I was looking forward this perfect and warm Friday’s evening more because of extremely long dry spell in east England, which lasted from mid-June. Unfortunately the weather forecasts for Friday 27th were not favourable. The cold front was predicted, although according to some services rain was appear to occur around midnight. If so it could give me a perfect ocassion to see the eclipsed moonrise and assess the moment when the reddish Moon will become visible on the twilight sky. I was aware of change the visibility conditions, typical for the front-bearing weather, when sky become more hazy. In this event the red Moon could not be visible as same moment as normally. Anyway option to see a red moonrise from the British Isles was an unique ocassion, thereby the awaiting was really nervous. I was checking the numerical weather forecast since Wednesday, but they were getting worse as Friday approached. I was hoping that this weather prediction will be delayed and I will experience this unique event eventually.
Unfortunately the worst option happened and on Friday 27th around 5pm started raining. Between the thunderstorms passing above the Cambridgeshire area I still could see the clear section of eastern and south eastern sky, that kept me in hope seeing at least a bit of lunar eclipse. I even considerated to go to the Great Yarmouth coast to try to catch some clear sky. Moonrise there occurred 5min earlier than in Cambridge, according to forecast rain was about to come around midnight.
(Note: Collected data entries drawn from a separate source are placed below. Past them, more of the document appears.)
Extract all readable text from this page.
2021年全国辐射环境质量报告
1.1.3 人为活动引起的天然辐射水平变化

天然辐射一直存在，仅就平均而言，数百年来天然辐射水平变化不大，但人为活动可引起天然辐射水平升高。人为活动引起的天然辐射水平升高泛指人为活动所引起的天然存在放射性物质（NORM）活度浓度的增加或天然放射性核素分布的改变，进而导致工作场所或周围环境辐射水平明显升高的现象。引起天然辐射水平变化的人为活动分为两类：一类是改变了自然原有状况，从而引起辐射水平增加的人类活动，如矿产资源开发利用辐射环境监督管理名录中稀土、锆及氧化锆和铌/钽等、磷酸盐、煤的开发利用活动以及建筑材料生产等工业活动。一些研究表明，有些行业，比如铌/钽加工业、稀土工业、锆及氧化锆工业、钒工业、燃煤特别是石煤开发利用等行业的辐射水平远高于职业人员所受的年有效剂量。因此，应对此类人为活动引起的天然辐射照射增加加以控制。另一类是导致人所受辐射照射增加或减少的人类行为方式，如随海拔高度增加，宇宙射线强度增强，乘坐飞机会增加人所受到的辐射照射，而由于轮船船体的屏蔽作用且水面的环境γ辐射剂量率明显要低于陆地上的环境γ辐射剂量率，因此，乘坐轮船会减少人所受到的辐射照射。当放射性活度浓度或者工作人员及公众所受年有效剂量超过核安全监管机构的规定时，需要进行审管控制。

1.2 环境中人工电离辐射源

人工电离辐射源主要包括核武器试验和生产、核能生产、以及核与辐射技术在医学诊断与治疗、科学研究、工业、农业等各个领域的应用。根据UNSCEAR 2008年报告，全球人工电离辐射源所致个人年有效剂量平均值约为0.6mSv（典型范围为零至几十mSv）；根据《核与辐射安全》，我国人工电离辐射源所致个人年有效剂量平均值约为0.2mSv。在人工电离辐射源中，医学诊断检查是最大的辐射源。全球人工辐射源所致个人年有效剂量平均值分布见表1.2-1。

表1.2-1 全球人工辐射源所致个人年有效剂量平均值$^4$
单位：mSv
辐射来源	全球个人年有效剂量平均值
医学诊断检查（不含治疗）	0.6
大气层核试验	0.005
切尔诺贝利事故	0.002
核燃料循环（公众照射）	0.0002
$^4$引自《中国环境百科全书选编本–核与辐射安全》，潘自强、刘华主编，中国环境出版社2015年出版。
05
Finally I rejected this idea.
After last thunderstorm I packed my gear and set on the observation point – the Little Trees Hill, from where the south eastern horizon is clearly visible. Being en route I was wondering why I am going there when there is no clear sky on the eastern side. Moreover a huge thunderstorms occurred there. I though that maybe between these thundery clouds something even for a while will be visible.
When I came on the hilltop I saw that I am not alone. There were a few people awaiting the same like me for some clear sections of sky on south-eastern horizon.
I asked one family and they said me that are standing here in hope to see eclipsed Moon. I said: “The Moonrise should be visible on the azimuth 122deg”. A lady answered: “That’s very precisely”. They were marvelled my big knowledge about this phenomena. I helped their doughter to install the weather app (Pic. 2), thenceforth all of us could see how the things stands. It was not looking good because the frontal thunderstorms covered all East Anglia region up to the North Sea shore.
We were looking towards south, where sky appeared to by brighter. I could have wait till weather improvement, but after a few minutes it started rain again. I decided to back home very dissapointed. Other parties stayed there.
After all I carried out the remote observation of this total lunar eclipse, that was a perfect alternative in this situation. I could see the eclipsed Moon from a few live streams, however I found also another way to observe this phenomena.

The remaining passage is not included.